With Snowflake, we can extend maternity data retrieval capabilities from three months to several years. This enhances longitudinal trend analysis, expediting clinical reporting, and improving maternal and neonatal outcomes.”
“The Snowflake AI Data Cloud met all our requirements and had the flexibility to deliver in a time-efficient manner.”
Dr. Ying Li
Running tailored reports that inform decision-making
The Women and Babies Service — and the wider SLHD and NSW Health organizations — needed a product that could interface seamlessly with existing systems and generate near real-time outputs and insights. The team also needed to be able to generate reports that were flexible, bespoke and detailed to obtain useful information and comply with NSW Health reporting obligations. The product also had to scale to manage growing data volumes and fulfill an increasing number of requests for datasets and reports.
“Further, we wanted a product that incorporated AI to give an intuitive feel to the system. The Snowflake AI Data Cloud met all our requirements and had the flexibility to deliver in a time-efficient manner,” Dr Li said.

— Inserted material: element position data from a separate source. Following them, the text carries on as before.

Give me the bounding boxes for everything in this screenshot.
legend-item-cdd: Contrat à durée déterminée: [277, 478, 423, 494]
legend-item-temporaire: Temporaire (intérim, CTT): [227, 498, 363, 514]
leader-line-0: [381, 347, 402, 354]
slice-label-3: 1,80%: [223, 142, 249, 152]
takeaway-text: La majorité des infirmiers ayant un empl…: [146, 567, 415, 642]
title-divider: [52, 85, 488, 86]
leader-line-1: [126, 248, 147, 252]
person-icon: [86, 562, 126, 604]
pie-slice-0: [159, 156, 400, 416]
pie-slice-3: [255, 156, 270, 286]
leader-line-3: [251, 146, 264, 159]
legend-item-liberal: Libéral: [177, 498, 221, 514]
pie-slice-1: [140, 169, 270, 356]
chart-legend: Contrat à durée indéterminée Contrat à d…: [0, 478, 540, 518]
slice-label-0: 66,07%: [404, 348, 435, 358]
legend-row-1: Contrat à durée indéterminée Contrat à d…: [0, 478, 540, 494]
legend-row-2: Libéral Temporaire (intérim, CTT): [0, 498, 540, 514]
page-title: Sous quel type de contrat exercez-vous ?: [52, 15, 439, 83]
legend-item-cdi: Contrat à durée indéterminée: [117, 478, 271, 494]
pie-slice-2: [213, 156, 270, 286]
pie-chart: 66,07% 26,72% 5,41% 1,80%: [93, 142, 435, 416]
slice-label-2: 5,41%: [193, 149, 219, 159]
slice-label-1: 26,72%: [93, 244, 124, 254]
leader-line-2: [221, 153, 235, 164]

With the Women and Babies Service as a lead use case for the deployment of the Snowflake AI Data Cloud throughout NSW Health, the project is yielding extremely positive initial outcomes. These represent encouraging progress against its objective of improving data accessibility and timeliness, enhancing efficiency of data delivery and monitoring, and improving maternity care quality and patient safety.
Validating data accuracy and running reports in just 55 seconds
The district has been able to validate the accuracy of reports generated from the Snowflake AI Data Cloud against outputs from its existing systems, giving the Women and Babies team confidence in using the system for its dataset analysis and decision-making requirements. With reports running in just 55 seconds, the team will be able to act on delivery trauma, mortality and morbidity data in near real-time rather than, as Dr Li says, “talking about them two months later.”
The team can now query and obtain insights from complete datasets rather than be restricted to the prior three months by infrastructure performance issues. This enables team members to identify longer-term trends and gain a more comprehensive and granular view of the incidence of deliveries that require intervention and the associated trauma, allowing them to make more informed recommendations about courses of action.
Adapting to new compliance requirements and pivoting reporting and analysis
SLHD is also positioned to respond quickly to requests for new reports derived from multiple data sources, with the Snowflake AI Data Cloud enabling it to provision them in hours rather than the months required in its legacy infrastructure. This will enable the Women and Babies team — and the organization more broadly — to adapt to changes in NSW Health compliance requirements and pivot analysis and reporting to promptly investigate newly identified trends in deliveries requiring intervention.
Empowering the next generation of medical professionals
The organization is now planning to utilize the Snowflake AI Data Cloud with Amazon Web Services to support the presentation of clinical research use cases. “Every year, junior doctors need to showcase their research cases, and that requires the extraction of data from our existing system,” said Saleem Ahmed Khan, Data Engineer, SLHD. “Some of the data fields are not available to them, and if we go with Snowflake, we can provide them with everything.”
“Every year, junior doctors need to present their research cases, and that requires the extraction of data from our existing system. Some of the data fields are not available to them, and if we go with Snowflake, we can provide them with everything.”